My doctors often look at it to check my list of meds, allergies, recent lab work or address for my other doctors. One could add more if you link it to a laptop or Ipad with keypad.

Girly3800
09-30-2015, 09:34 AM
Thank you - that is one of the products I have been looking at. Glad to see someone I "know" uses it. I have Apple devices so the i versions would work for us. Having just spent an hour and a half with the rheumatologist today I am ready to take the plunge and make the investment in time to do this.

drz
09-30-2015, 02:19 PM
Thank you - that is one of the products I have been looking at. Glad to see someone I "know" uses it. I have Apple devices so the i versions would work for us. Having just spent an hour and a half with the rheumatologist today I am ready to take the plunge and make the investment in time to do this.

If you buy it, there might be a free trial period.

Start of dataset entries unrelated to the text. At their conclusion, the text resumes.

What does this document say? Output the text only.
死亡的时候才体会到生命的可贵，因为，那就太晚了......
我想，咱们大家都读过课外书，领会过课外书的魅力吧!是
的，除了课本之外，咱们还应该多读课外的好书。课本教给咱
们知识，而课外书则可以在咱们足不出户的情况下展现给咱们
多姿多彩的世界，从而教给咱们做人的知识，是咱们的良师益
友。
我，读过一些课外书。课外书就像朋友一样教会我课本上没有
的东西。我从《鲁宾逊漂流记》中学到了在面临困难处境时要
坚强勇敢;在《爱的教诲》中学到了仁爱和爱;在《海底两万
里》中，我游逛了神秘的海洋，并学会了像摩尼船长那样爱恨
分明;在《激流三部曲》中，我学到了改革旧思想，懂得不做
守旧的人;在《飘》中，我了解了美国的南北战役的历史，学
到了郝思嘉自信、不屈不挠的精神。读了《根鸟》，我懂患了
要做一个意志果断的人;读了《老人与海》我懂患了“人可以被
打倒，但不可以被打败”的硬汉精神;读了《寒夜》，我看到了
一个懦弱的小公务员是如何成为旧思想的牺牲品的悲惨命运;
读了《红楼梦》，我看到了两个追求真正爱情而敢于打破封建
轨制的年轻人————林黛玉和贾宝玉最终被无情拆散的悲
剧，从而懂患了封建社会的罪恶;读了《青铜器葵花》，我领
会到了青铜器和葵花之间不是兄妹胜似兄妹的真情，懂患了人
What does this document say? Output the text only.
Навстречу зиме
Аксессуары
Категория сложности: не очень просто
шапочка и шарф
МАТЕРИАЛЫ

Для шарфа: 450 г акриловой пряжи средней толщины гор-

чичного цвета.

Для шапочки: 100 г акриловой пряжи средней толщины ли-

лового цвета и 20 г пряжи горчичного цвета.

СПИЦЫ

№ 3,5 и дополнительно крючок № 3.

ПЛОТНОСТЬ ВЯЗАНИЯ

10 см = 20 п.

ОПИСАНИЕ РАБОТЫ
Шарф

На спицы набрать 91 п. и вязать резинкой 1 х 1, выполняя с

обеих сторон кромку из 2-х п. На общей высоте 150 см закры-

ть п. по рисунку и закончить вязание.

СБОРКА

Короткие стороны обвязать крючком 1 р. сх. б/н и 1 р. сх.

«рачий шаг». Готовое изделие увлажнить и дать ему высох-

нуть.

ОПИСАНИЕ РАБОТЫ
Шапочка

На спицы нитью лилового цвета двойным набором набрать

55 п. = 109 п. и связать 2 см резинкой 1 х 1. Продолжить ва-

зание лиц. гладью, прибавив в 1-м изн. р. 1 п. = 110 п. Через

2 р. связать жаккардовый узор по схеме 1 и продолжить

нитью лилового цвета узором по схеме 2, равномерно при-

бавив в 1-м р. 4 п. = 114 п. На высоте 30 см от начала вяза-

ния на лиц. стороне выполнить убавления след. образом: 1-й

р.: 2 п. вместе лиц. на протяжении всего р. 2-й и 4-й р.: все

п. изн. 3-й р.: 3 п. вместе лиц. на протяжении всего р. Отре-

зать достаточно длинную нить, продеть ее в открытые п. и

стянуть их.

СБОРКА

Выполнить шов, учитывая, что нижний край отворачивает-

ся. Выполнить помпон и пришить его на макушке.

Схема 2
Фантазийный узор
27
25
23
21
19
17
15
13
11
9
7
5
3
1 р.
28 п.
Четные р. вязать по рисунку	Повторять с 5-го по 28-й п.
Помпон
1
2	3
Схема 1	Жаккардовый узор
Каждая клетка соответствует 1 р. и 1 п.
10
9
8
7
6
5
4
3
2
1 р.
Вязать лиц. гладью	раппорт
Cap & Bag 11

Check out all the preloaded lab tests in the program before you start adding your own customized ones. i started crating a lot I didnd't need once i became more familiar with the program. Ask some medical person to help record you first tests to be sure you get them in right slot. You can sync it between Ipod and Ipad and computers too if you have all apple products I think. There is new version that just got released which might be better too.